Blair’s predecessor, James Wolfensohn, was the first Quartet Representative to set up shop on the fourth floor.

The hotel houses the offices of the Quartet Representative with a dozen full-time staff members, and provided accommodation for Blair while he was in Israel, an average of one week per month.

“We are moving for cost reasons; it’s going to be considerably cheaper in [the] new premises,” said an official close to Blair, who noted that the space at the new building would be about 40 percent of what the office was paying at the hotel.


Both the hotel and the official declined to specify the cost of the year-long lease, but it is estimated to be around $1.5 million, or $300 per room per night. For regular guests, a single room in the off-season costs $380 per night at the hotel.

The Office of the Quartet Representative is funded by the US State Department, the European Commission and the Norwegian Government.

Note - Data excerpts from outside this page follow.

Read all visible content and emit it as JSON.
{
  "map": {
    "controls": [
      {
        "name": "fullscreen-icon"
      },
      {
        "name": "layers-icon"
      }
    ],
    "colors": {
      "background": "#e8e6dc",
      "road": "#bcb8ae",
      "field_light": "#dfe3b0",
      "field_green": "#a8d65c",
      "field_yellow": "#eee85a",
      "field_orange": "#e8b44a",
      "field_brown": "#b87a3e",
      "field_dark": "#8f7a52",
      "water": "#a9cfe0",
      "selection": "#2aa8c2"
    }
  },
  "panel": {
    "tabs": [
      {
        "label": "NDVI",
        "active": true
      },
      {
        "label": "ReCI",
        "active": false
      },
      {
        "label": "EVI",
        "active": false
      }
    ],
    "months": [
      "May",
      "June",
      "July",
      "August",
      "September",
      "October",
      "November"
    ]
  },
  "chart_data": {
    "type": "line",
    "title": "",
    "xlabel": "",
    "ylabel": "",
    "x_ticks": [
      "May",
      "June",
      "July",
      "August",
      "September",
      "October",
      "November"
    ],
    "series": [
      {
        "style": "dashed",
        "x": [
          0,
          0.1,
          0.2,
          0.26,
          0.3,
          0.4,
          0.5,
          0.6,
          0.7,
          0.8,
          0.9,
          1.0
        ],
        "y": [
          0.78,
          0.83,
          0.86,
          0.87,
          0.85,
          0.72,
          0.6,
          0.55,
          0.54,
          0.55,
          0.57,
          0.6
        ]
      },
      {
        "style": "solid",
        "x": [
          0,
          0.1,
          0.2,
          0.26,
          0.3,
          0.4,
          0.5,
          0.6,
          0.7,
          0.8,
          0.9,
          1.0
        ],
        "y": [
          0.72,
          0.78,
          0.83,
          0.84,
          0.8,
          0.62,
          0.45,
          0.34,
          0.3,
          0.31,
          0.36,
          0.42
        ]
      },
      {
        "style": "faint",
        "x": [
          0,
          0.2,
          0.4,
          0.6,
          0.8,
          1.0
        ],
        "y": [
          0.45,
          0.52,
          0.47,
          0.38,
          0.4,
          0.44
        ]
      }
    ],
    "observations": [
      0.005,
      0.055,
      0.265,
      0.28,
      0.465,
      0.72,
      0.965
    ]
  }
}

Paolo Fetz, the general manager of the American Colony, said the loss of the hotel’s long-term guest will force their marketing department to work harder to fill the empty rooms in a challenging tourism climate.

Indeed, Fetz noted that the Arab Spring has caused many well-heeled tourists who go on typical whirlwind tours of Jordan, Jerusalem and Egypt to cancel their plans to visit the region.

“It’s a pity he’s leaving – he’s contributed to giving the hotel a good name, but we had the reputation for many years beforehand,” said Fetz.

The hotel often hosts visiting dignitaries, ministers, heads of states and UN officials since its founding in 1902 as Jerusalem’s premier luxury hotel.

The building in Sheikh Jarrah still has significant work to be done before its occupants can move in, including installing windows and other last-minute items.

The lease at the American Colony Hotel concludes at the end of June, though the Quartet has extended it for a few weeks until the building is finished.